Melody of Love or Singing City (Città canora) is a 1952 Italian musical melodrama film directed by Mario Costa and starring Giacomo Rondinella, Maria Fiore, and Nadia Gray.

It was shot at Cinecitta Studios in Rome and on location in Naples.

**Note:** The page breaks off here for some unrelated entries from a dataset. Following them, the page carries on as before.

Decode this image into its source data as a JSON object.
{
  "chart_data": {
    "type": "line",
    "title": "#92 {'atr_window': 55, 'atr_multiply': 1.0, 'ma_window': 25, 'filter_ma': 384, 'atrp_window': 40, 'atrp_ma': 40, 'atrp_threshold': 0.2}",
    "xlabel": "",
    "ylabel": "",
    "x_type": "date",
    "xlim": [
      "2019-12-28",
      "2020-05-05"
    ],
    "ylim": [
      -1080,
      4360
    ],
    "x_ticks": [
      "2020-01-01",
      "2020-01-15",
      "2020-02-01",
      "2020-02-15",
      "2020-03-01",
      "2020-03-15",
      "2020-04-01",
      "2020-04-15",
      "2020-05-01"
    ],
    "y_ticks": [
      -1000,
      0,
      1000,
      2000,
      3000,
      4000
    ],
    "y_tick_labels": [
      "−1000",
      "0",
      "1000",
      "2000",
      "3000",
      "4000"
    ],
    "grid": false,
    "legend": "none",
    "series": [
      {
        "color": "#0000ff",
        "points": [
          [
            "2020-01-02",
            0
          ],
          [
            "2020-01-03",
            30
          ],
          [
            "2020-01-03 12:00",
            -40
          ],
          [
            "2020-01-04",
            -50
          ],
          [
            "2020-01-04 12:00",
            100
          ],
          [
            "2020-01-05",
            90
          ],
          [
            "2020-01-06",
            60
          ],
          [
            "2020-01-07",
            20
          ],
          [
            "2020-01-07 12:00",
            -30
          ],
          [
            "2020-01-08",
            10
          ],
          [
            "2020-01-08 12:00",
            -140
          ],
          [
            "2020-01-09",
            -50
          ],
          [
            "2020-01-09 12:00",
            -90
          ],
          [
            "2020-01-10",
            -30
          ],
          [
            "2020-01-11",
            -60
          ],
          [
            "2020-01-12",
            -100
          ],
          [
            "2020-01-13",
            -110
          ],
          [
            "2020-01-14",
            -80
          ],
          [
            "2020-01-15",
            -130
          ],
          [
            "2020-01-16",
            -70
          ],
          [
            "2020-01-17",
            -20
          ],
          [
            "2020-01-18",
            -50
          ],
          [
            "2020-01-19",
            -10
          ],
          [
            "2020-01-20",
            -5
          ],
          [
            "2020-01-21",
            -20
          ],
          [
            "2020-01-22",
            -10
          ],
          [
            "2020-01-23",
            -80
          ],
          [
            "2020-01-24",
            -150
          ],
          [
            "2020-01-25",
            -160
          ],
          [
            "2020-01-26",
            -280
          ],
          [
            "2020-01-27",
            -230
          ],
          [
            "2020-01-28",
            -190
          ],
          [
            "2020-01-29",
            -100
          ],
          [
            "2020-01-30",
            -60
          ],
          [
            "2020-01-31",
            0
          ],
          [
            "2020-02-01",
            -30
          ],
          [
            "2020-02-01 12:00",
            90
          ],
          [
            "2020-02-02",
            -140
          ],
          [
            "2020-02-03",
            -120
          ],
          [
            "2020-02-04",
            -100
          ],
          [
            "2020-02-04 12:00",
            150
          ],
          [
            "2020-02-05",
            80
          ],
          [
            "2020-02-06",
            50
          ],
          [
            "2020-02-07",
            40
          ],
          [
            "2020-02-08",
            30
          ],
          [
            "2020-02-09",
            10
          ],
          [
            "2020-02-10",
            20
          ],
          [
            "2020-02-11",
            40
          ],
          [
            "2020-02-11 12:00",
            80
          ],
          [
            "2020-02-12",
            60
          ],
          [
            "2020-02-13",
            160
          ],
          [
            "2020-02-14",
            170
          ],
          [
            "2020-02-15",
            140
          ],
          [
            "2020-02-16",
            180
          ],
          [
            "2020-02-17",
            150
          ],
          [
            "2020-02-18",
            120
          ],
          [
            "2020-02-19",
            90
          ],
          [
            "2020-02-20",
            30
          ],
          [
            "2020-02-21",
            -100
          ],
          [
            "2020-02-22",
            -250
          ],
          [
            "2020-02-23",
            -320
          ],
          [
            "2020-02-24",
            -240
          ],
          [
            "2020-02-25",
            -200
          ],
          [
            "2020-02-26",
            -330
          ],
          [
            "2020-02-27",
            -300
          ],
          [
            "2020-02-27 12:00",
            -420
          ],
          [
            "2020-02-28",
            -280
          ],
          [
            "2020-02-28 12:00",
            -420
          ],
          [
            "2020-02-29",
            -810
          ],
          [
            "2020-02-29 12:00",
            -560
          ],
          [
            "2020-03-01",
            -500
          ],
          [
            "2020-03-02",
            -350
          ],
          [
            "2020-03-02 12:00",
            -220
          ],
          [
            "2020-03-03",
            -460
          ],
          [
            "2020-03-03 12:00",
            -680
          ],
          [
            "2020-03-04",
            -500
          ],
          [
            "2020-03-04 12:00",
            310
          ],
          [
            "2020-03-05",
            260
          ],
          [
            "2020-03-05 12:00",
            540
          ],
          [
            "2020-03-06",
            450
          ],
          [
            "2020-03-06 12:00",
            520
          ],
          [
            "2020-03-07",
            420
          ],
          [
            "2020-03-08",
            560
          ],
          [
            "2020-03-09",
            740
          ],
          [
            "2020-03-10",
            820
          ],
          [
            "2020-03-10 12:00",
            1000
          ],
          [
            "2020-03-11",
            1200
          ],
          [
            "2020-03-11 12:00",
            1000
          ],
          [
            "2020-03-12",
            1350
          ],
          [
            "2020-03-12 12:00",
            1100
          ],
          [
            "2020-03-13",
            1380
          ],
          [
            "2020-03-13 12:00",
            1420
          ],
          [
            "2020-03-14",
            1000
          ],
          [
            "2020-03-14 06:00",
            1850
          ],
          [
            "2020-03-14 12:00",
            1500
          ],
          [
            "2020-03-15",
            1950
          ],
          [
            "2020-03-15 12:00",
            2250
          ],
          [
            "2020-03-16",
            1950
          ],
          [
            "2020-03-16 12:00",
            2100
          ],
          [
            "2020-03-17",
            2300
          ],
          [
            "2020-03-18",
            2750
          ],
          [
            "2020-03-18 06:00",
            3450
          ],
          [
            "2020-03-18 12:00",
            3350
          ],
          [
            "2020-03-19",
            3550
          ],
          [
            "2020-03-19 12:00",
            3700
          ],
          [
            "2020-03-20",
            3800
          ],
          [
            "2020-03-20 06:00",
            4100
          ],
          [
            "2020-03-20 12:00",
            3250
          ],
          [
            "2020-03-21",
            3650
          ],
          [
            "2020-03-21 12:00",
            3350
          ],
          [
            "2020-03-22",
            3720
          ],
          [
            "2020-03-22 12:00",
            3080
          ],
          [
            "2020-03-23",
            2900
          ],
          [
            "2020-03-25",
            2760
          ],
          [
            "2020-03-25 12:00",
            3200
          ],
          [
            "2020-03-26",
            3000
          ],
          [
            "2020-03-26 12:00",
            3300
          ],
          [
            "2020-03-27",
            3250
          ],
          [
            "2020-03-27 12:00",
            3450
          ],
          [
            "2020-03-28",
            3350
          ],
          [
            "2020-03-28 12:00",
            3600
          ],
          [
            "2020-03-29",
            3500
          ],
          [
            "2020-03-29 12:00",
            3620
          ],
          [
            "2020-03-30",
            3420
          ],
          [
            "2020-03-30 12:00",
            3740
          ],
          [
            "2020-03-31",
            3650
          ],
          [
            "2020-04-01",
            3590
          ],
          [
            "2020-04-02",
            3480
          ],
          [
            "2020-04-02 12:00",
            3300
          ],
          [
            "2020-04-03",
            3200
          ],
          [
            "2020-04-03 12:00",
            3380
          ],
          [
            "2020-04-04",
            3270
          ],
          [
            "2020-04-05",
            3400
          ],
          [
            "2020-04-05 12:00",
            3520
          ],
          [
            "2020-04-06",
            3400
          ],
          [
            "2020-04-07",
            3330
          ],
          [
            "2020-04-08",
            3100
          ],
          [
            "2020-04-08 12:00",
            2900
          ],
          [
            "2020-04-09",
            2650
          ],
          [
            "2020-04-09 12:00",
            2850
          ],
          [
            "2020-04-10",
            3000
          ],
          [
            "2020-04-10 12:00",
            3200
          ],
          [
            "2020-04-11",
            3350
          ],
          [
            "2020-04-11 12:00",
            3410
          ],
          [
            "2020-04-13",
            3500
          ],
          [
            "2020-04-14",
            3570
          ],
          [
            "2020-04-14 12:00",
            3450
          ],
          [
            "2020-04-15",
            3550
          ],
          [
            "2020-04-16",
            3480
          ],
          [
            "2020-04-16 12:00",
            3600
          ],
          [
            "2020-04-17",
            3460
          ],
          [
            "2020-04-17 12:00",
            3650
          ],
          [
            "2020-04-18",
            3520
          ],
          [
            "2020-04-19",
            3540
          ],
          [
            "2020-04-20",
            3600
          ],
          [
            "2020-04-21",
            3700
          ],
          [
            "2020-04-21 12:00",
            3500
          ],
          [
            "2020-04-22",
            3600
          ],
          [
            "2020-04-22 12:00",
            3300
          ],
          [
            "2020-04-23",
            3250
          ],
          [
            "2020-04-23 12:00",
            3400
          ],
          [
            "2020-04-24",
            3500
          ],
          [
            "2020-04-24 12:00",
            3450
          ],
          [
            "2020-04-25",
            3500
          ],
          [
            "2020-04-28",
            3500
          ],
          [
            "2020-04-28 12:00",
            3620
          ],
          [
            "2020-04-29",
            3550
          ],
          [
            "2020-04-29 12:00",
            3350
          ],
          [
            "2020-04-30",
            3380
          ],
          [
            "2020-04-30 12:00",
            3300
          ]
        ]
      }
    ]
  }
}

The film's sets were designed by the art director Lamberto Giovagnoli.

==Cast==
- Nadia Gray as Nadia Sandor
- Maria Fiore as Maria Morelli
- Giacomo Rondinella as Giacomo D'Angeli
- Tina Pica as Concetta
- Paola Borboni as Anna
- Carlo Romano as Commendator Ferrario
- Mirko Ellis as Renato Scala
- Giovanni Grasso as Don Salvatore Morelli
- Giuseppe Porelli as Don Raffaele Scotto
- Leila Calabrese as Governante di Don Raffaele
- Dante and Beniamino Maggio as Pasquale and Nicola
- Amalia Pellegrini as Amalia
- Vittorio Bottone
- Salvatore Cafiero
- Arturo Gigliati
- Luigi De Simone

==Bibliography==
- Chiti, Roberto & Poppi, Roberto. Dizionario del cinema italiano: Dal 1945 al 1959. Gremese Editore, 1991.
- Marlow-Mann, Alex. The New Neapolitan Cinema. Edinburgh University Press, 2011.